The Appeal of Post-SOTN Castlevania

I don’t get the appeal of post symphony of the night castlevania (granted, i haven’t played order of the ecclesia). In older castlevania games enemies took precise positioning and timing to kill, while in the metroidvania games you can slice through enemies like butter. Care to elaborate?

You’re entirely correct, a lot of the post-sotn games did feature weak enemy placement and flat-out weak enemies. I personally feel like the levelup component is almost completely pointless.

The appeal is primarily in the process of figuring out how the whole castle connects together and routing between areas. There are a number of points on the map that contain items you want to pick up, or which trigger events elsewhere, so you want to pass through those points, hitting as many of them in as short a path you can. It’s essentially the traveling salesman problem, which is fairly interesting to solve over and over again as you make treks across the castle. Sometimes you’re just exploring new unseen areas, sometimes you’re connecting new and old areas, sometimes you’re finding a way you can use a power to gain access to a new area, and with new shortcuts the map’s topology practically changes.

The other thing post-sotn games introduced was more complex/varied movement mechanics, like the wolf form, mist form, bat form (wing smash), double jump, divekick, backdash, crouch slide, super jump, and so on. And more complex/varied attacks, like the short sword that can be canceled by landing, fireballs, and a number of other things. These obviously add interest by giving people things that they can master, and which are tricky to use, introducing interesting choices and additional considerations into simple movement.

I felt like Order of Ecclesia was the strongest of the post-sotn games personally, it had a very solid combat system like the others, but generally more linear level design. This arguably lead to it having very solid enemy placement, with enemies that actually blocked your path forward and couldn’t be bypassed very easily. Nice bosses too. I 100%’d the game, and beat locked level 1 hard mode, without death ring.

I feel like there isn’t much preventing metroidvanias from having good enemy placement, except as Egoraptor pointed out, once you get through a tough enemy placement, do you really want to have to redo that every time you go through the area? This is actually where levelups come in. By having levelups, you can make earlier enemies that are previously tough a lot easier. If you can beat enemies in one hit, then it doesn’t really matter if from an execution standpoint they’re really tricky to dodge, damage, or bypass.

Obviously this leads to balance problems, you can get overleveled, underleveled, need to grind, or feel like grinding and just ruin things. The post-SOTN games generally have good level curves that have you at the right level at all times, I honestly haven’t needed to grind once in them except to grab rare drops, which I think are an issue in their own right.

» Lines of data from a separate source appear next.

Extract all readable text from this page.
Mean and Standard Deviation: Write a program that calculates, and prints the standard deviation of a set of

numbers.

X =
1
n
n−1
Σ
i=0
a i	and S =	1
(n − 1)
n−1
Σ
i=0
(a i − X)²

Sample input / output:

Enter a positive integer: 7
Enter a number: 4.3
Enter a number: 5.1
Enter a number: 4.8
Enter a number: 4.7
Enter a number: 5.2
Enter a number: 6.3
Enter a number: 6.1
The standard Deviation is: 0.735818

As an alternative to this, I propose that when you grab an orb from a boss, instead of you getting stronger, all the monsters in the area that boss governed get weaker (same thing honestly). This means you can enter ANY AREA and always have the enemies be the appropriate difficulty for that area, and getting through enemies you’ve already beaten is easy. For bonus points, have it scale based on the number of boss orbs you’ve gotten.